El ataque de rabia se esfumó. Marta se echó a llorar y le suplicó que la soltara, algo que, para su sorpresa, le concedió. Logró recomponerse y se incorporó. Se secó las lágrimas y dejó de llorar, aunque suspiraba con el corazón encogido.

—Pensé que eras una chiquilla dulce y romántica —dijo el demonio—, pero los humanos no sois más que monstruos y no merecéis más que la muerte.

Marta había perdido toda fuerza y esperanza. En aquel instante, le daba igual que aquel monstruo la matara. Quizá hubiera sido lo mejor: dejaría de sufrir. El demonio se limitó a mirarla.

—Te lo he quitado todo, pero también puedo devolvértelo. Podrías regresar a tu casa y abrazar a tus padres. Con el estúpido de Jorge no puedo hacer nada, pero tu casa, tu familia… Todo sería como antes. Solo tendrías que hacer cosas por mí, cosas que el tratado con vuestros dioses no me permite.

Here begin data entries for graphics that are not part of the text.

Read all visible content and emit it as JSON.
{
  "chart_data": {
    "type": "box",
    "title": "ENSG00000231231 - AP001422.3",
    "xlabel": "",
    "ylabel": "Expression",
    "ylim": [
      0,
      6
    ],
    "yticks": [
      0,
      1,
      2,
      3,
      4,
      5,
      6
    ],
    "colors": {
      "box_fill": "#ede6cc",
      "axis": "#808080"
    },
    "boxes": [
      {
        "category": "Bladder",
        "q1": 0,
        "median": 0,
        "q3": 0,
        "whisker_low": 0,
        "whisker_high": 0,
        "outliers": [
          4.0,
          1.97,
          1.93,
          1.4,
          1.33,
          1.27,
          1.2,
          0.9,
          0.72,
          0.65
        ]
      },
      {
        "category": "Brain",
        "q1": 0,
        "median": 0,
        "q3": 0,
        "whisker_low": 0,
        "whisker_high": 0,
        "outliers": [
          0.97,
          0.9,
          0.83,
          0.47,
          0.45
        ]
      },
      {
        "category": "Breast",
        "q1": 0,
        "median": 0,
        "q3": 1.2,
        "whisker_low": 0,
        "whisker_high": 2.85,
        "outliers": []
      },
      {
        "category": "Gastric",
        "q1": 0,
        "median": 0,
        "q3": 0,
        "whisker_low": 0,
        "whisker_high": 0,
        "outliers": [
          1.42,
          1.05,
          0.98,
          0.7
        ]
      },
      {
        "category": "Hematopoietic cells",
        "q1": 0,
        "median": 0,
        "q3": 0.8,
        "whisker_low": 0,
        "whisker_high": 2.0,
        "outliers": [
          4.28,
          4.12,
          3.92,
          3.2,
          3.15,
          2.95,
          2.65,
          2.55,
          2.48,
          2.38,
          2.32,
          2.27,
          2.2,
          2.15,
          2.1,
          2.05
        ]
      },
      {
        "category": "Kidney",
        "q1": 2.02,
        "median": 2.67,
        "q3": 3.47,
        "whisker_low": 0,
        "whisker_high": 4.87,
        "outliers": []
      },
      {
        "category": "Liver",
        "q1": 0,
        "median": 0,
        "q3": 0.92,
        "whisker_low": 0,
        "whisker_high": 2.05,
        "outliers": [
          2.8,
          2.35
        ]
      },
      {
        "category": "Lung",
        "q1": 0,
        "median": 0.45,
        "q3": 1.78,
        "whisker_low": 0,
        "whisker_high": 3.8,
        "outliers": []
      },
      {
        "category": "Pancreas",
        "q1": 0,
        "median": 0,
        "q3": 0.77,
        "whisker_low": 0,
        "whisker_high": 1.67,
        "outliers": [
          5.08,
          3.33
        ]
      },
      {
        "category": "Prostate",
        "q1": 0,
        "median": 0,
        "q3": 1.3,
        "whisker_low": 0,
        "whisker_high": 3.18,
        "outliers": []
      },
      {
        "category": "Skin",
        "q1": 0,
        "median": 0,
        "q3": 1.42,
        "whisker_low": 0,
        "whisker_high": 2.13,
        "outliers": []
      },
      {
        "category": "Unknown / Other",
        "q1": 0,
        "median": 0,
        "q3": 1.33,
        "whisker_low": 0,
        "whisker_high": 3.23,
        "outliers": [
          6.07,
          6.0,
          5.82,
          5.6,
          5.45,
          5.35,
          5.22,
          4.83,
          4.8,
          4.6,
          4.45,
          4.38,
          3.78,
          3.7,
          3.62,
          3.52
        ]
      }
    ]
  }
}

Sonaba tan bien. Marta se quitó un mechón de pelo de la mejilla y miró al demonio.

—¿Qué tendría que hacer?

—No seas impaciente —dijo el demonio tras reír a carcajadas—, ya te lo haré saber.

Sin más, el monstruo corrió, saltó y se alejó volando. Marta se quedó sentada largo rato. Sintió que la luz de la mañana volvía a iluminarla, como si el demonio hubiera sido una nube de tormenta. Los pájaros volvieron a trinar y las hojas de los árboles se mecieron de nuevo.

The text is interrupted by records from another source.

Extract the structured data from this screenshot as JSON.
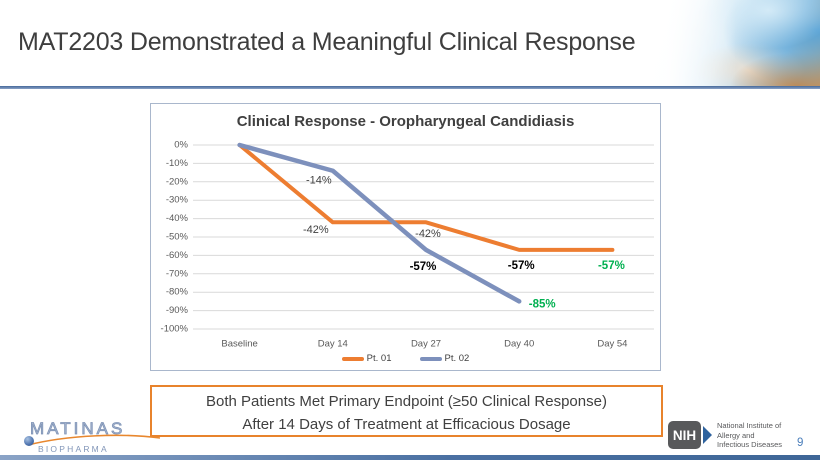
{
  "slide": {
    "title": "MAT2203 Demonstrated a Meaningful Clinical Response",
    "page_number": "9"
  },
  "chart_data": {
    "type": "line",
    "title": "Clinical Response - Oropharyngeal Candidiasis",
    "categories": [
      "Baseline",
      "Day 14",
      "Day 27",
      "Day 40",
      "Day 54"
    ],
    "yticks": [
      "0%",
      "-10%",
      "-20%",
      "-30%",
      "-40%",
      "-50%",
      "-60%",
      "-70%",
      "-80%",
      "-90%",
      "-100%"
    ],
    "ylim": [
      -100,
      0
    ],
    "grid": true,
    "legend_position": "bottom",
    "label_green": "#00B050",
    "series": [
      {
        "name": "Pt. 01",
        "color": "#ED7D31",
        "values": [
          0,
          -42,
          -42,
          -57,
          -57
        ],
        "labels": [
          {
            "i": 1,
            "text": "-42%",
            "dx": -17,
            "dy": 8,
            "color": "#404040",
            "bold": false
          },
          {
            "i": 2,
            "text": "-42%",
            "dx": 2,
            "dy": 12,
            "color": "#404040",
            "bold": false
          },
          {
            "i": 3,
            "text": "-57%",
            "dx": 2,
            "dy": 16,
            "color": "#000000",
            "bold": true
          },
          {
            "i": 4,
            "text": "-57%",
            "dx": -1,
            "dy": 16,
            "color": "#00B050",
            "bold": true
          }
        ]
      },
      {
        "name": "Pt. 02",
        "color": "#7D90BC",
        "values": [
          0,
          -14,
          -57,
          -85,
          null
        ],
        "labels": [
          {
            "i": 1,
            "text": "-14%",
            "dx": -14,
            "dy": 10,
            "color": "#404040",
            "bold": false
          },
          {
            "i": 2,
            "text": "-57%",
            "dx": -3,
            "dy": 17,
            "color": "#000000",
            "bold": true
          },
          {
            "i": 3,
            "text": "-85%",
            "dx": 23,
            "dy": 3,
            "color": "#00B050",
            "bold": true
          }
        ]
      }
    ]
  },
  "callout": {
    "border_color": "#E8832C",
    "line1": "Both Patients Met Primary Endpoint (≥50 Clinical Response)",
    "line2": "After 14 Days of Treatment at Efficacious Dosage"
  },
  "footer": {
    "matinas": {
      "name": "MATINAS",
      "sub": "BIOPHARMA"
    },
    "nih": {
      "abbr": "NIH",
      "line1": "National Institute of",
      "line2": "Allergy and",
      "line3": "Infectious Diseases"
    }
  }
}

Marta se levantó, se ajustó el mantón, que tenía anudado por delante y, sin hacer caso del dolor de los pies, regresó al camino. A lo largo del día que necesitó para llegar a las murallas de Gudeña, pensó mil veces en abandonar, en sentarse al tronco de un árbol del camino y dejar que el hambre y el frío terminaran con ella. Pero la fuerza que había despertado en su interior no hizo caso de su tristeza y siguió impulsando sus pies, obligándolos a dar un paso detrás de otro.

Cuando se ofreció a obedecer al monstruo, Marta había sido sincera, pero mientras cruzaba el puente que superaba el foso de las murallas de Gudeña, decidió que moriría antes que obedecerla, por muchos deseos que tuviera de reencontrarse con sus seres queridos. Sin embargo, desde entonces, vivió con miedo a que si el demonio regresaba para tentarla, no sería capaz de resistirse y terminaría haciendo lo que le ordenase.